Performance considerations: Each defer statement adds runtime overhead for stack management and conditional execution. In performance-critical code, consider manual cleanup for simple cases.
File handling with multiple resources:
func copy_file(src: string, dst: string) {
var src_file: File* = fopen(src, "r");
if (src_file == 0) {
return err();
}
defer fclose(src_file);
var dst_file: File* = fopen(dst, "w");
if (dst_file == 0) {
return err();
}
defer fclose(dst_file); // Runs first (LIFO)

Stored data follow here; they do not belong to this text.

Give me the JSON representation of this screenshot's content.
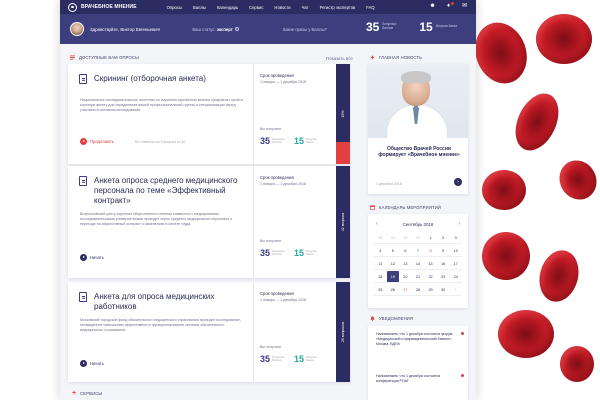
{
  "nav": {
    "brand": "ВРАЧЕБНОЕ МНЕНИЕ",
    "items": [
      "Опросы",
      "Баллы",
      "Календарь",
      "Сервис",
      "Новости",
      "Чат",
      "Регистр экспертов",
      "FAQ"
    ]
  },
  "profile": {
    "greeting": "Здравствуйте, Виктор Евгеньевич!",
    "status_label": "Ваш статус:",
    "status_value": "эксперт",
    "question": "Какие призы у Баллы?",
    "points1": {
      "value": "35",
      "label": "бонусных баллов"
    },
    "points2": {
      "value": "15",
      "label": "бонусов банка"
    }
  },
  "sections": {
    "surveys": "ДОСТУПНЫЕ ВАМ ОПРОСЫ",
    "show_all": "Показать все",
    "news": "ГЛАВНАЯ НОВОСТЬ",
    "calendar": "КАЛЕНДАРЬ МЕРОПРИЯТИЙ",
    "notifications": "УВЕДОМЛЕНИЯ",
    "services": "СЕРВИСЫ"
  },
  "cards": [
    {
      "title": "Скрининг (отборочная анкета)",
      "desc": "Национальное исследовательское агентство по изучению врачебного мнения предлагает пройти короткую анкету для определения вашей профессиональной группы и специализации перед участием в основном исследовании.",
      "action": "Продолжить",
      "hint": "Вы ответили на 3 вопроса из 10",
      "dates_label": "Срок проведения",
      "dates_value": "1 января — 1 декабря 2018",
      "earn_label": "Вы получите",
      "earn1": {
        "value": "35",
        "unit": "бонусных баллов"
      },
      "earn2": {
        "value": "15",
        "unit": "бонусов банка"
      },
      "tab": "15%"
    },
    {
      "title": "Анкета опроса среднего медицинского персонала по теме «Эффективный контракт»",
      "desc": "Всероссийский центр изучения общественного мнения совместно с медицинскими исследовательскими университетами проводит опрос среднего медицинского персонала о переходе на эффективный контракт и изменениях в оплате труда.",
      "action": "Начать",
      "hint": "",
      "dates_label": "Срок проведения",
      "dates_value": "1 января — 1 декабря 2018",
      "earn_label": "Вы получите",
      "earn1": {
        "value": "35",
        "unit": "бонусных баллов"
      },
      "earn2": {
        "value": "15",
        "unit": "бонусов банка"
      },
      "tab": "42 вопроса"
    },
    {
      "title": "Анкета для опроса медицинских работников",
      "desc": "Московский городской фонд обязательного медицинского страхования проводит исследование, посвящённое повышению эффективности функционирования системы обязательного медицинского страхования.",
      "action": "Начать",
      "hint": "",
      "dates_label": "Срок проведения",
      "dates_value": "1 января — 1 декабря 2018",
      "earn_label": "Вы получите",
      "earn1": {
        "value": "35",
        "unit": "бонусных баллов"
      },
      "earn2": {
        "value": "15",
        "unit": "бонусов банка"
      },
      "tab": "26 вопросов"
    }
  ],
  "news": {
    "title": "Общество Врачей России формирует «Врачебное мнение»",
    "date": "1 декабря 2018"
  },
  "calendar": {
    "month": "Сентябрь 2018",
    "days": [
      "28",
      "29",
      "30",
      "31",
      "1",
      "2",
      "3",
      "4",
      "5",
      "6",
      "7",
      "8",
      "9",
      "10",
      "11",
      "12",
      "13",
      "14",
      "15",
      "16",
      "17",
      "18",
      "19",
      "20",
      "21",
      "22",
      "23",
      "24",
      "25",
      "26",
      "27",
      "28",
      "29",
      "30",
      "1"
    ]
  },
  "notifications": [
    "Напоминаем, что 1 декабря состоится форум «Медицинский и фармацевтический бизнес», Москва, ВДНХ",
    "Напоминаем, что 1 декабря состоится конференция РОАГ"
  ]
}
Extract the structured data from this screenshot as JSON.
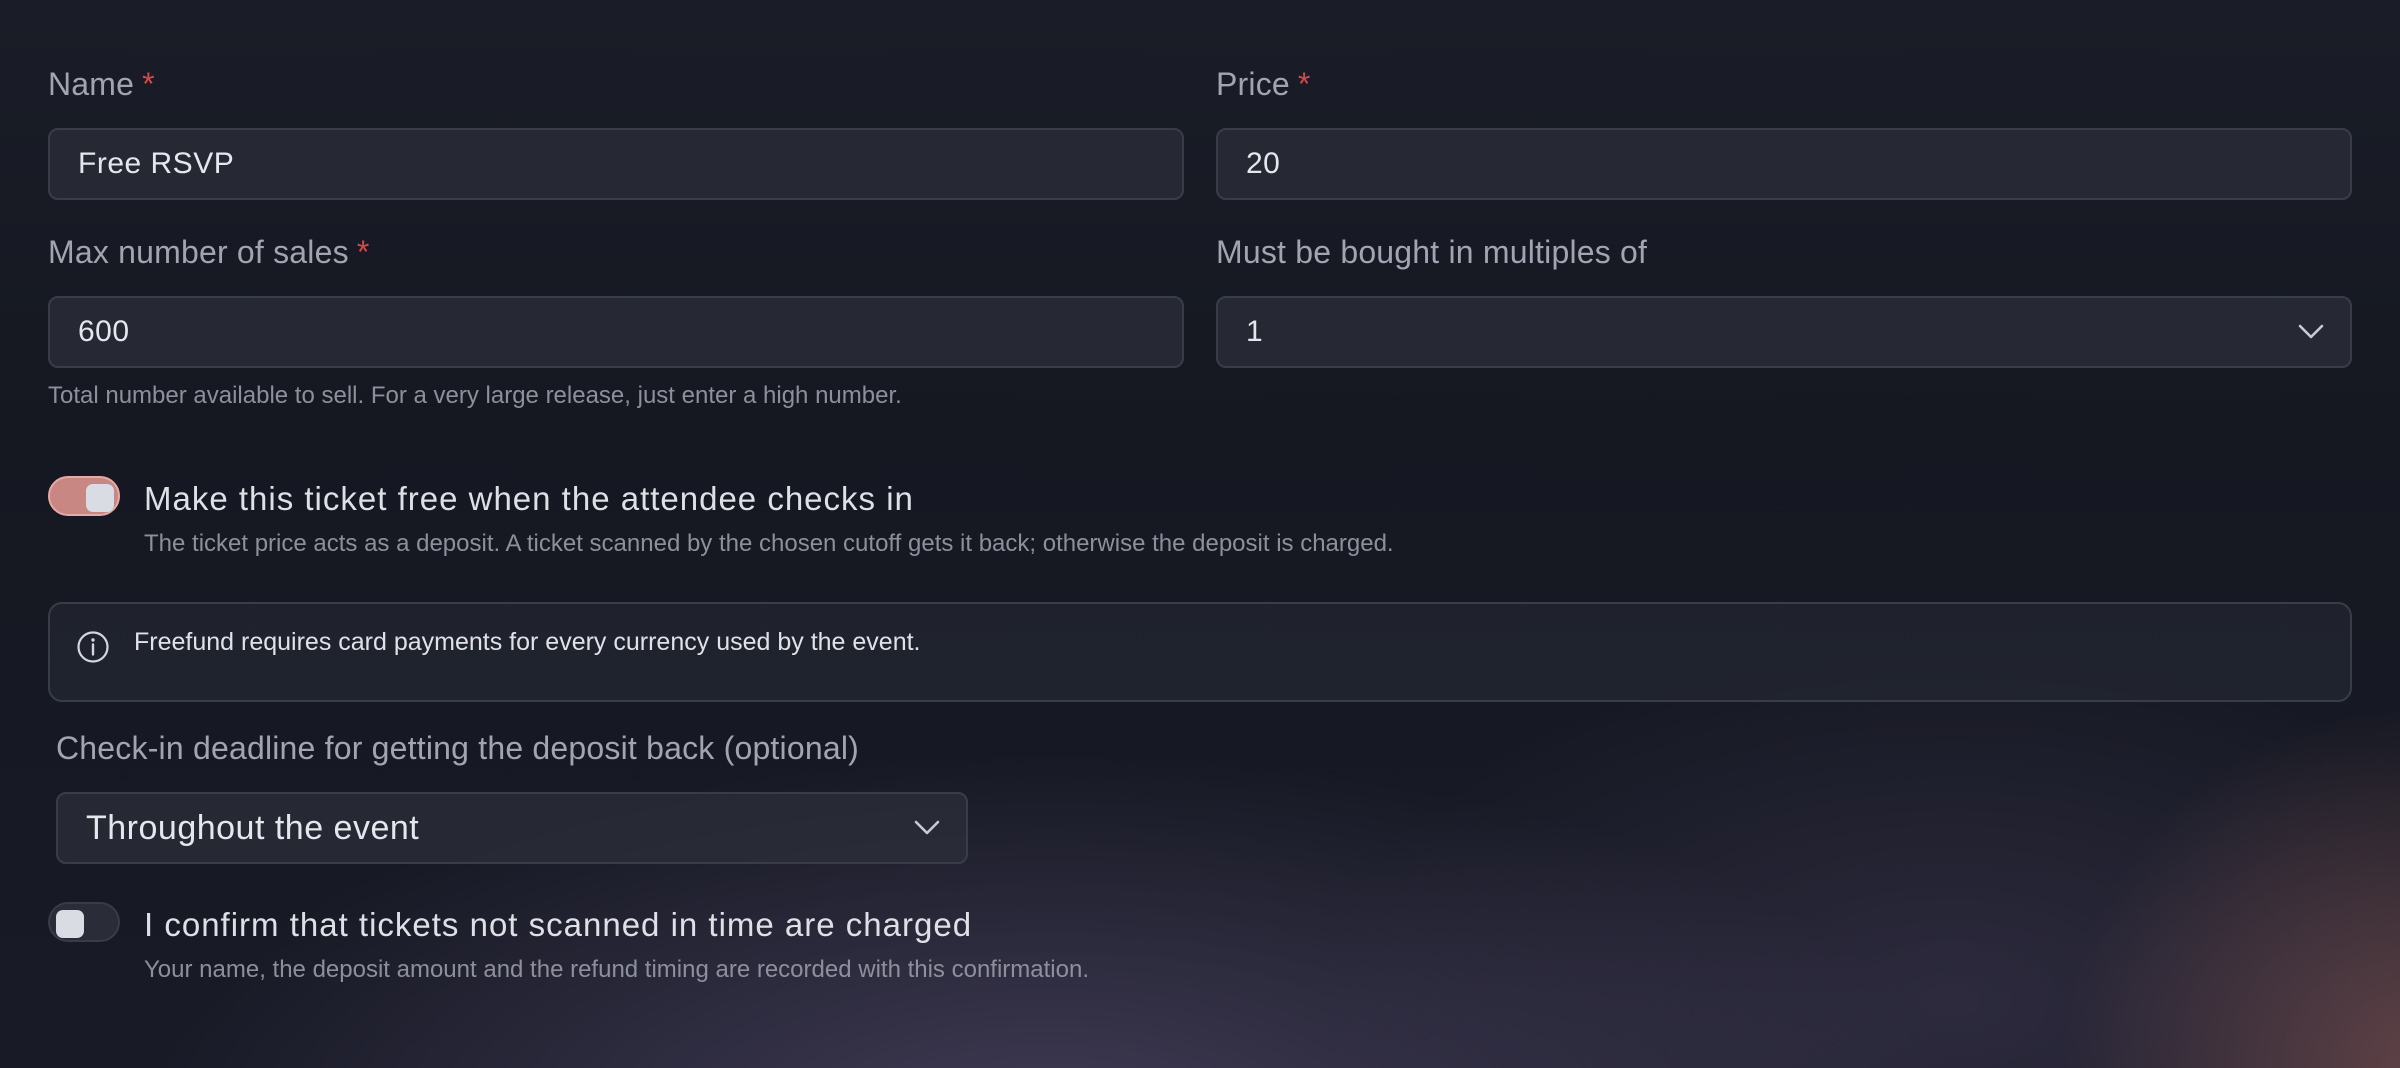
{
  "form": {
    "name": {
      "label": "Name",
      "required_mark": "*",
      "value": "Free RSVP"
    },
    "price": {
      "label": "Price",
      "required_mark": "*",
      "value": "20"
    },
    "max_sales": {
      "label": "Max number of sales",
      "required_mark": "*",
      "value": "600",
      "help": "Total number available to sell. For a very large release, just enter a high number."
    },
    "multiples": {
      "label": "Must be bought in multiples of",
      "value": "1",
      "icon": "chevron-down-icon"
    },
    "free_on_checkin": {
      "state": "on",
      "title": "Make this ticket free when the attendee checks in",
      "description": "The ticket price acts as a deposit. A ticket scanned by the chosen cutoff gets it back; otherwise the deposit is charged."
    },
    "notice": {
      "icon": "info-icon",
      "text": "Freefund requires card payments for every currency used by the event."
    },
    "deadline": {
      "label": "Check-in deadline for getting the deposit back (optional)",
      "value": "Throughout the event",
      "icon": "chevron-down-icon"
    },
    "confirm": {
      "state": "off",
      "title": "I confirm that tickets not scanned in time are charged",
      "description": "Your name, the deposit amount and the refund timing are recorded with this confirmation."
    }
  },
  "colors": {
    "required": "#d24a48",
    "toggle_on": "#c98784",
    "toggle_off": "#2a2d38",
    "input_border": "#3a3d49"
  }
}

var buffer: uint8* = malloc(4096);
if (buffer == 0) {
return err();
}
errdefer free(buffer);
// Copy loop...
while (!feof(src_file)) {
var bytes: int32 = fread(buffer, 1, 4096, src_file);
if (bytes <= 0) {
return err(); // Free buffer, close dst_file, close src_file
}
fwrite(buffer, 1, bytes, dst_file);
}
free(buffer); // Manual cleanup before success return
return ok(); // Close dst_file, close src_file
}
Socket management in servers:
func handle_client_connection(client_socket: int32) {
defer close_socket(client_socket);
// Set socket options
if (set_socket_options(client_socket) != 0) {
return err(); // Runs defer: close_socket(client_socket)
}
var buffer: uint8* = malloc(8192);
if (buffer == 0) {
return err();
}
errdefer free(buffer);
// Read request loop
while (1) {
var bytes: int32 = recv(client_socket, buffer, 8192, 0);
if (bytes <= 0) {
break; // Client disconnected or error
}
if (process_request(buffer, bytes) != 0) {
return err(); // Free buffer, close socket
}
}
return ok(); // Free buffer, close socket
}
Memory allocation chains:
func complex_allocation_chain() {
var resource1: Resource* = allocate_resource();
if (resource1 == 0) {
return err();
}
defer free_resource(resource1);
var resource2: Resource* = allocate_resource();
if (resource2 == 0) {
return err();
}
defer free_resource(resource2);
var temp_buffer: uint8* = malloc(1024);
if (temp_buffer == 0) {
return err();
}
errdefer free(temp_buffer); // Only on error
if (complex_processing(resource1, resource2, temp_buffer) != 0) {
return err(); // Free temp_buffer, resource2, resource1
}
// Success: manually clean up temp_buffer
free(temp_buffer);
return ok(); // Free resource2, resource1
}
The compiler emits a warning for unreachable statements that appear after an unconditional return, break, or continue in the same block.